Throughout middle school and most of high school I thought of myself as fairly well educated politically.  I was a run of the mill reactionary neoconservative following 9/11.  As I believe is typical among young people I had horse blinders on in anything political.  The right-wing radio position at the time was the one with which I identified.

As is also typical among young people, I eventually underwent a massive change politically from what I had believed and from what my parents believed.  It started with a couple books.

First, was the Politically Incorrect Guide to Capitalism.  To this point my economic opinions consisted solely of: if the government cuts taxes, businesses will be able to invest more and the economy will improve – the classic supply side/Reganomics view.  Robert Murphy[1] showed how the free economy can manage the allocation of all resources and how government intervention always takes away from the natural profit/loss mechanism.

Next, was Somebody’s Gotta Say It by right-wing talk radio host Neal Boortz.  Boortz’s foreign policy and immigration takes preclude him from the land of libertarianism but his was the first book I read that categorically questioned the motives, morality and effectiveness of government.

From there I started reading about free market economics, starting with Milton Freidman and graduating to what is now known as the Austrian School.  The weekend before I started my freshman year of college I spent the time that I had allocated to doing an assigned college reading assignment glued to Atlas Shrugged and my neo-conservatism was history.

My college career from then on was spent arguing with Keynesian economics professors or Communist Spanish professors and my free time was spent reading every book I could find from the Mises Institute and eventually visiting it for their week long ‘Mises University,’ program.

Meanwhile, the value investing world in which I had immersed myself starting at age 13 began to slowly slip out of my grasp.  Time that I had before spend reading an annual report or projecting future cash flows went to watching an economics lecture or trying to figure out what I really thought about abortion.

I did not forsake investing totally, however.  I began to move into the land of shady newsletter writers and gold bugs.  Gold was one of the few assets at the time (2010) that had a materially positive return over the past decade.

The arguments of luminaries such as Doug Casey or Porter Stansberry that one could effectively use good economics to predict the results of government intervention and speculate thusly made a lot of sense.

The main argument was and still is that never ending “printing” of money by the unrestrained central banks of the world would lead to inflation.  This is a fairly straight forward concept which we will discuss more later on in the book: if the amount of things you can buy in an economy stays constant and the amount of money in the economy increases, the prices of things you can buy will go up.

On the face of this doesn’t seem like much of an investing strategy.  However, when you can find assets who will hold their value during inflationary periods you can use them to protect against that inflation.

So I dedicated a very large portion of my portfolios and those that I managed to gold and silver and the miners of both.

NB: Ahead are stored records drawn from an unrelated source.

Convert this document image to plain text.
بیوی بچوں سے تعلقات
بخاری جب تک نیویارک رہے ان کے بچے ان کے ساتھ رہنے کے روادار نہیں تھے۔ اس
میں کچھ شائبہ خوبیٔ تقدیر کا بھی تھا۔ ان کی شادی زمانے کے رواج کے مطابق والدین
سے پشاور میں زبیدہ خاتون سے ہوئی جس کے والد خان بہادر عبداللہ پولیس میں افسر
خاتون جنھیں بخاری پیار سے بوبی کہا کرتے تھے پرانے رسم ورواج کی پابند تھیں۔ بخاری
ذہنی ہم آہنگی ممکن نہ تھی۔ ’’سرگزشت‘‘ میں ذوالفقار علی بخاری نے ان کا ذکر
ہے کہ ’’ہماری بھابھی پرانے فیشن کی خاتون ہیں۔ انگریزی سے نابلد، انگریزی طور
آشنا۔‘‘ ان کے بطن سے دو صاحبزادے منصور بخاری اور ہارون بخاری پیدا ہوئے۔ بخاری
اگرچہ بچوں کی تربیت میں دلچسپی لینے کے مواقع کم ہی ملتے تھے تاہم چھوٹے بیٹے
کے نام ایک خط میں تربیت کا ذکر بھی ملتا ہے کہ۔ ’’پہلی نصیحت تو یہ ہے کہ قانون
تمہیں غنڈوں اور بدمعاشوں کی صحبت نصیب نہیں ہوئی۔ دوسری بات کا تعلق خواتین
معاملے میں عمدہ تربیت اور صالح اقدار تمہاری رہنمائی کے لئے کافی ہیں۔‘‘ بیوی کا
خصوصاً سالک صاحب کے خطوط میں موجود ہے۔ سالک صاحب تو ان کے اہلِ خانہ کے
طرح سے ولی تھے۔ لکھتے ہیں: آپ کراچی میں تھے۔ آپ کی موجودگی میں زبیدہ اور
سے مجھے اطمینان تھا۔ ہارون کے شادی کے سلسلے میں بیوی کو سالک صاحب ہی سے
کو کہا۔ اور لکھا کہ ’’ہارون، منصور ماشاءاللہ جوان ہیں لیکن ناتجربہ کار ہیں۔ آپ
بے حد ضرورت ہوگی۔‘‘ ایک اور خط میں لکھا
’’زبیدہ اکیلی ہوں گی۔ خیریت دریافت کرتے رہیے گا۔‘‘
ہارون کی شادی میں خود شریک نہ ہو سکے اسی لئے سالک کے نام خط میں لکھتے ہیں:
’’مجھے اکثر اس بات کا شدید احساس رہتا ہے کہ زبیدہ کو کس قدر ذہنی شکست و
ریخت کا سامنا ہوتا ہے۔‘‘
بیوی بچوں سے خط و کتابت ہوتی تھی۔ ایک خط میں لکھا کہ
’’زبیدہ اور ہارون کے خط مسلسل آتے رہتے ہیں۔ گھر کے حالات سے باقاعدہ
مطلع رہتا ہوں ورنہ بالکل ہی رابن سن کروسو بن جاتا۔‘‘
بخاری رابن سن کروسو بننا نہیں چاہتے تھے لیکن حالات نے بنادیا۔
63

This went well for a while and I thought of myself as very smart and agile as an investor.  Unfortunately, I did not use many of the investing principles discussed later in this book to safeguard my assets and when the QE’s kept happening and the banks refused to lend, inflation did not happen and many investors left gold thinking it had been in a bubble.

It then collapsed from prices over $2,000/oz to less than $1,200/oz and my portfolios mostly went with it.

This book is the result of a lot of soul searching and book reading over the past five years to discover how I could have invested differently and how I could have adapted to changing scenarios while still utilizing the backbones of Austrian Economics and Value Investing.

We will start with Austrian Economics, going from the statement, ‘humans act,’ to supply and demand, interest rates, the consequences of government intervention, business cycle theory and the virtues of gold as a currency.

Austrian economists alone have predicted every major US financial crisis (and many of those in foreign markets) in advance since before the Great Depression.  Austrian theory can be used to explain the fall of the Roman Empire, the Tulip Bulb Bubble, why housing prices inflated to the point of no return in the mid 2000’s and even why textbook prices and college tuition are skyrocketing.

Then we will move on to investing looking at: how to take advantage of knowledge about supply/demand both in consumer products and commodities and in stock volume, predicting which industries will benefit from free market forces and ole faithful – protecting ourselves from inflation.

[1] Whose book Choice I eventually used to produce the economics portion of this book.